Purpose: Ultrasensitive prostate specific antigen (PSA) assays allow a lower limit of detection (less than 0.01 ng/ml) than standard PSA assays. In this study we examined the ability of ultrasensitive PSA nadir to predict relapse after radical prostatectomy (RP).
Materials and methods: A total of 906 men treated with RP were followed with PSA measurements at 3, 6 and 12 months, and yearly thereafter. Of the 906 men 545 (60%) with a PSA nadir of less than 0.01 ng/ml or at least 3 followup ultrasensitive PSA measurements underwent analysis and stratification by PSA nadir. Biochemical relapse was defined as 2 consecutive increasing post-nadir PSA measurements of 0.1 ng/ml or greater. The ability of ultrasensitive PSA nadir to predict relapse was assessed by univariate and multivariate analysis.

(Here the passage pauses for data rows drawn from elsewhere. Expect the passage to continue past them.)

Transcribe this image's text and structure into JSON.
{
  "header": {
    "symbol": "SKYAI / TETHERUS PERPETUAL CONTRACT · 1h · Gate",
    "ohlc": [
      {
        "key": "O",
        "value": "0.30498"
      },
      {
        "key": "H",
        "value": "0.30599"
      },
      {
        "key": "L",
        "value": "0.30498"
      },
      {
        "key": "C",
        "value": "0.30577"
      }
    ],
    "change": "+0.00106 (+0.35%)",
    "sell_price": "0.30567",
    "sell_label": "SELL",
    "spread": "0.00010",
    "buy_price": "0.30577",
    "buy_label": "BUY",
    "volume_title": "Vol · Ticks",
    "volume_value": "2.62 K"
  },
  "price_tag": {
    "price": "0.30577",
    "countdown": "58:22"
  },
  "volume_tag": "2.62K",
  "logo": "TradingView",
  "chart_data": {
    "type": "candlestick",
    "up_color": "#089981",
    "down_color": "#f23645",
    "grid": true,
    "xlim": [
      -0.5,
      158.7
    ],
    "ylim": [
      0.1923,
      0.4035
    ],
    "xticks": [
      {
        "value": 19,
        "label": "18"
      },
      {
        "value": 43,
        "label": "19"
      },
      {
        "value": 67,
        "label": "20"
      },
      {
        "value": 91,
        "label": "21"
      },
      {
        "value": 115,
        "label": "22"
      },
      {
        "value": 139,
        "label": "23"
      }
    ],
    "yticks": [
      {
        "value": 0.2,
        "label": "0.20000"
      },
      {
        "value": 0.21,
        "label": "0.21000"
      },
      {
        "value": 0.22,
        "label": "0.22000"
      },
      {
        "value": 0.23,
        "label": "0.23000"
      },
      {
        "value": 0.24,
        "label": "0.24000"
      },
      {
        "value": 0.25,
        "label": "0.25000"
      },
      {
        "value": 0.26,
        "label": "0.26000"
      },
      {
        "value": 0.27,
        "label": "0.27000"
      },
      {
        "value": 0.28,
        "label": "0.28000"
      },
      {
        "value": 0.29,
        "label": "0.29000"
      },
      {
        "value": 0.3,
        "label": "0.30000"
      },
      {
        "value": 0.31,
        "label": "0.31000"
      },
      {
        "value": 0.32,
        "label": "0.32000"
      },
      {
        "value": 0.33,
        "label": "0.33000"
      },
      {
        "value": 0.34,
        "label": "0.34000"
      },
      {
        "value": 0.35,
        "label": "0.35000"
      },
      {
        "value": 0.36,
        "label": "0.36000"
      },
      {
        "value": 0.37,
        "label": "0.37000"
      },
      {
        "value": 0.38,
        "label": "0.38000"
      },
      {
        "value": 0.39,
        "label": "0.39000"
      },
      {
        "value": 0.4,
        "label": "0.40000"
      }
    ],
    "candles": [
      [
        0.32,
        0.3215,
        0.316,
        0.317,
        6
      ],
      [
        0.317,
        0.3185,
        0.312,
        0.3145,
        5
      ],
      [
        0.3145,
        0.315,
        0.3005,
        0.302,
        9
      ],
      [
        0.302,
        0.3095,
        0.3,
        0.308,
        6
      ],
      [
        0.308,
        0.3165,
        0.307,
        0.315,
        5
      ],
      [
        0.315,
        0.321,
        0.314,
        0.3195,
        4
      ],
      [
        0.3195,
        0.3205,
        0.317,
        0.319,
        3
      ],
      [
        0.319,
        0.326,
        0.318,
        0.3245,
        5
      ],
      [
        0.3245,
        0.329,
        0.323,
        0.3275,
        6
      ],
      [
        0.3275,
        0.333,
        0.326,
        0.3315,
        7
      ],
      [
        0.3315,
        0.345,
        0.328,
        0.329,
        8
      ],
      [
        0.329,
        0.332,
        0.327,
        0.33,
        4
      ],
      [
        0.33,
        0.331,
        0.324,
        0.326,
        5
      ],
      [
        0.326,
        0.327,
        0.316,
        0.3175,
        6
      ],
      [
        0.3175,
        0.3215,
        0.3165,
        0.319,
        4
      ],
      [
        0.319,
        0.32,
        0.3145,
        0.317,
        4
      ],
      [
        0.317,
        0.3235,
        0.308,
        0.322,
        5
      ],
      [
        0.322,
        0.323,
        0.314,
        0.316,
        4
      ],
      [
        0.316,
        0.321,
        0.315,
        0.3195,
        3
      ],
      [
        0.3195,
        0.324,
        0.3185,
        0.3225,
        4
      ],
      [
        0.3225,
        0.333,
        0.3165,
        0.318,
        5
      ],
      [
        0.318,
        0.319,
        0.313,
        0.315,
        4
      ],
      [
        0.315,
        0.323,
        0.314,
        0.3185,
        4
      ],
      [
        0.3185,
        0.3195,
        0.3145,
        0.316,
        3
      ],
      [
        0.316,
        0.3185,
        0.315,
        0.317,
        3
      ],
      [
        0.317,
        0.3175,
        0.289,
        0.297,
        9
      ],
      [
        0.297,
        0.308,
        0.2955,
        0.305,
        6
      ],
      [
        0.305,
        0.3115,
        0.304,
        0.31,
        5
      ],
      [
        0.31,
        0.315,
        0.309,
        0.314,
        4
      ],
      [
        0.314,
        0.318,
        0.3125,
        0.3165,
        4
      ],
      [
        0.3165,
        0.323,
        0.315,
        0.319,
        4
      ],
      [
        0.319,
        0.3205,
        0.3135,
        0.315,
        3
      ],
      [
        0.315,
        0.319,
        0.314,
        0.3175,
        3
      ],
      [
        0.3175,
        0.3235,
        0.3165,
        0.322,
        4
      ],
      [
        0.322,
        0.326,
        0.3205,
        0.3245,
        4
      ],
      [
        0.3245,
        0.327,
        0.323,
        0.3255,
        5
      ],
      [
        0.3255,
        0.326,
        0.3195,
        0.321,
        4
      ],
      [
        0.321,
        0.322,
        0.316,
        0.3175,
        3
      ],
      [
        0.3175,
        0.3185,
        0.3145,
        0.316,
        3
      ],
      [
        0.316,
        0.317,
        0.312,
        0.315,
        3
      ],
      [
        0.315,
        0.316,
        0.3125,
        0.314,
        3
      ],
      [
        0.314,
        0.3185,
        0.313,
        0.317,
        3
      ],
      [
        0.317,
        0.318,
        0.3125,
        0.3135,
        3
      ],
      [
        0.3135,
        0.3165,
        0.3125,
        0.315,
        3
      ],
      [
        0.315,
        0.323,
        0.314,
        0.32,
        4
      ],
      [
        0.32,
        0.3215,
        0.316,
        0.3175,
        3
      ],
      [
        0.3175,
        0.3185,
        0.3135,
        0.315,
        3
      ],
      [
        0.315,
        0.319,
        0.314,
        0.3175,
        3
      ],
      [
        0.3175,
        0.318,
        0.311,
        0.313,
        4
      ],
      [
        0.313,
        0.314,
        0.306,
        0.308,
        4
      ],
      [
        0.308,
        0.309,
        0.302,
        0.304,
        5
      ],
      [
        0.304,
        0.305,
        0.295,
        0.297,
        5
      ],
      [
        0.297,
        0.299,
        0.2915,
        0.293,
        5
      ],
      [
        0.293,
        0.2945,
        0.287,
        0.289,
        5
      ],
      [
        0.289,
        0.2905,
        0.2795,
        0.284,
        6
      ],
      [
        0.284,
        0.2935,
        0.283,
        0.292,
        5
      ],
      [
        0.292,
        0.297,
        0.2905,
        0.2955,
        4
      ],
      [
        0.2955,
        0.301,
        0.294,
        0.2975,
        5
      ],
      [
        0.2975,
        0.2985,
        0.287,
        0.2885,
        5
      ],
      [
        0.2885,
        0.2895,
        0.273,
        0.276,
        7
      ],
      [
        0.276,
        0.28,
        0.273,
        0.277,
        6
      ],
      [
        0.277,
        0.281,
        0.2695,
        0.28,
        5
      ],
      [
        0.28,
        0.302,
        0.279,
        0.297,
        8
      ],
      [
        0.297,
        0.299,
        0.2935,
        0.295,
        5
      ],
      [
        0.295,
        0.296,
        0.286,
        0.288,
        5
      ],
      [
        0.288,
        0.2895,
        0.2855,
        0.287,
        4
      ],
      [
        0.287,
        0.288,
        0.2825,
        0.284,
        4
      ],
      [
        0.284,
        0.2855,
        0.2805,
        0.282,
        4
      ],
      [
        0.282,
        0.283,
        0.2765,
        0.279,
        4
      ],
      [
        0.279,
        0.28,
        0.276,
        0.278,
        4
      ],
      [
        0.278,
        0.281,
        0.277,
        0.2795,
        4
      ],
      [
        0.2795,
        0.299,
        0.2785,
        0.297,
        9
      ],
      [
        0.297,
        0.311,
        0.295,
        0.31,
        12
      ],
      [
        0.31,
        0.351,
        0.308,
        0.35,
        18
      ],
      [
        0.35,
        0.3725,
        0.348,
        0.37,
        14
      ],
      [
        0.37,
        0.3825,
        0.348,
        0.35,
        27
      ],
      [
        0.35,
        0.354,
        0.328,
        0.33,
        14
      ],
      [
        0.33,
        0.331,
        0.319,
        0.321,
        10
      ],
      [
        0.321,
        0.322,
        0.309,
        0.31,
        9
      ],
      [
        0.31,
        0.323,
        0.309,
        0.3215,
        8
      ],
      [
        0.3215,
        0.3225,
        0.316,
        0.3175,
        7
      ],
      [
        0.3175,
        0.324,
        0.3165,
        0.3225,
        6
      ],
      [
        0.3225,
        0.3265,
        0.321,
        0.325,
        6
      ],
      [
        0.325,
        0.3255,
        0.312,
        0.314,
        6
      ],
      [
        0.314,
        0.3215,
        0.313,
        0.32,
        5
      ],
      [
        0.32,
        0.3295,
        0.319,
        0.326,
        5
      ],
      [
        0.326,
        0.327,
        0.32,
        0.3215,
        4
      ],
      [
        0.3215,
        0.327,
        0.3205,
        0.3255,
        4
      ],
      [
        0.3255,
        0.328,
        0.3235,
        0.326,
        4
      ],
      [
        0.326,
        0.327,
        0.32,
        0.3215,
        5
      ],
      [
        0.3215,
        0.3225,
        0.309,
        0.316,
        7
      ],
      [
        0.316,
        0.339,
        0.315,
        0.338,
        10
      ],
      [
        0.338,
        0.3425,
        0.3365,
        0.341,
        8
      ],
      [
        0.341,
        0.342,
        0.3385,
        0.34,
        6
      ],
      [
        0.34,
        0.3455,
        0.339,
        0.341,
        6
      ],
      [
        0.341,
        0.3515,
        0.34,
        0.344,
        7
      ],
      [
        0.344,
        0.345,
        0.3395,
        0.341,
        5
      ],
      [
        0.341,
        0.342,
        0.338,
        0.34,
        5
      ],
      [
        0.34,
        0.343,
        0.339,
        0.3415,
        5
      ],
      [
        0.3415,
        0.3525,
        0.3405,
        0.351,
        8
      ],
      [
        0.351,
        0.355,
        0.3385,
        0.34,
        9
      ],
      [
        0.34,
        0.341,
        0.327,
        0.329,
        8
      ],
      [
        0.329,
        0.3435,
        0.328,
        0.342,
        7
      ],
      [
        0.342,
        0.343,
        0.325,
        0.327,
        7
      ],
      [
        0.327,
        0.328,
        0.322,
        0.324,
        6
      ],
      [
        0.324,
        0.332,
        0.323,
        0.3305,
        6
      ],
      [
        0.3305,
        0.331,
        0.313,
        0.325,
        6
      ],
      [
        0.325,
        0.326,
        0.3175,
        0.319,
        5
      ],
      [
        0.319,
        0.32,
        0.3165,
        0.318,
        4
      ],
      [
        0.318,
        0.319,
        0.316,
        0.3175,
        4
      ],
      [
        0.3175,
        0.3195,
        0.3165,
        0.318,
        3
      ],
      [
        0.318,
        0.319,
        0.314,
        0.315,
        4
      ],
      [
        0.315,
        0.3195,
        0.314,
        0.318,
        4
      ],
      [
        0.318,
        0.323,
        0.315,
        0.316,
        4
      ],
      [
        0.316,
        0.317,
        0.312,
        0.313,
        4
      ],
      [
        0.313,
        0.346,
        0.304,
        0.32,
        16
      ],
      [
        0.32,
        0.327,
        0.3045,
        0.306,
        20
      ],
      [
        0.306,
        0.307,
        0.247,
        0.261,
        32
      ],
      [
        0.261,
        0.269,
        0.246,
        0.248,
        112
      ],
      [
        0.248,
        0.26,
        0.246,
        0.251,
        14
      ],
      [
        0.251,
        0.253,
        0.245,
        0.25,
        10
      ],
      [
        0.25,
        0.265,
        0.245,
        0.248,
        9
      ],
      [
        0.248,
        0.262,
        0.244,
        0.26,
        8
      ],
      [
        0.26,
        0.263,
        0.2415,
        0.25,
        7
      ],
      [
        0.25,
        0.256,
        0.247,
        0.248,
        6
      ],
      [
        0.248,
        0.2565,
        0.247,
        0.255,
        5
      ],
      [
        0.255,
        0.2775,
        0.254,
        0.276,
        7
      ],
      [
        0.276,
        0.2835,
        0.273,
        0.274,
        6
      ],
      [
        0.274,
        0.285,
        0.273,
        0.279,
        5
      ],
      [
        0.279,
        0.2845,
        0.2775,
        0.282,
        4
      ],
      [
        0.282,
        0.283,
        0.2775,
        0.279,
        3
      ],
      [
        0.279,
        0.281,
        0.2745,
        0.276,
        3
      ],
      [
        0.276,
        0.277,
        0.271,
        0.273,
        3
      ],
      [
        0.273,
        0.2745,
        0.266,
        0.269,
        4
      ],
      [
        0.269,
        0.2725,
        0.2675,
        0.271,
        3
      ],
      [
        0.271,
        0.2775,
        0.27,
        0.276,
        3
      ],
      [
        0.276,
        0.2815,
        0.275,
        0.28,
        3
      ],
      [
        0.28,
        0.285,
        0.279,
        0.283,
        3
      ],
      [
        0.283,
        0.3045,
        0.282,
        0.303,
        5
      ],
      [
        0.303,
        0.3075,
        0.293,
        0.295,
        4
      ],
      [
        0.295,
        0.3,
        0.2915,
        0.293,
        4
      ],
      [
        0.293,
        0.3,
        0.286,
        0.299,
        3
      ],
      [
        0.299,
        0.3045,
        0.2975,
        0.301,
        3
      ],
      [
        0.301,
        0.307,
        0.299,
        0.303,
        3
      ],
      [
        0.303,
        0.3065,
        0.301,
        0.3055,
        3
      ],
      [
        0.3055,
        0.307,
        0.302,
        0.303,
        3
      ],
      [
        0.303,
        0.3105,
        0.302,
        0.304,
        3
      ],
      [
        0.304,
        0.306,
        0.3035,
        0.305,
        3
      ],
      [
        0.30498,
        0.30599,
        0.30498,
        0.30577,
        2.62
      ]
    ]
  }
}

Results: At a mean followup of 3.1 years 54 of 545 men (9.9%) experienced biochemical relapse with a mean time to relapse of 25.2 months. Relapse rates in men with a PSA nadir of less than 0.01 (423), 0.01 (75), 0.02 (19) and 0.04 or greater ng/ml (28) were 4%, 12%, 16% and 89%, respectively. Men with a nadir of less than 0.01 ng/ml had a significantly lower relapse rate than men with a nadir of 0.01 (p <0.01), 0.02 (p <0.025) or 0.04 or greater ng/ml (p <0.01). Multivariate logistic regression analysis showed that a nadir of 0.01 (p <0.05), 0.02 (p <0.05) and 0.04 or greater ng/ml (p <0.01) independently predicted an increased risk of biochemical relapse compared to a nadir of less than 0.01 ng/ml.
Conclusions: Ultrasensitive PSA nadir accurately predicts the risk of early biochemical relapse following RP. Men who achieve a nadir of less than 0.01 ng/ml have a low likelihood of early relapse. Higher nadir points may identify candidates for early adjuvant or salvage therapies.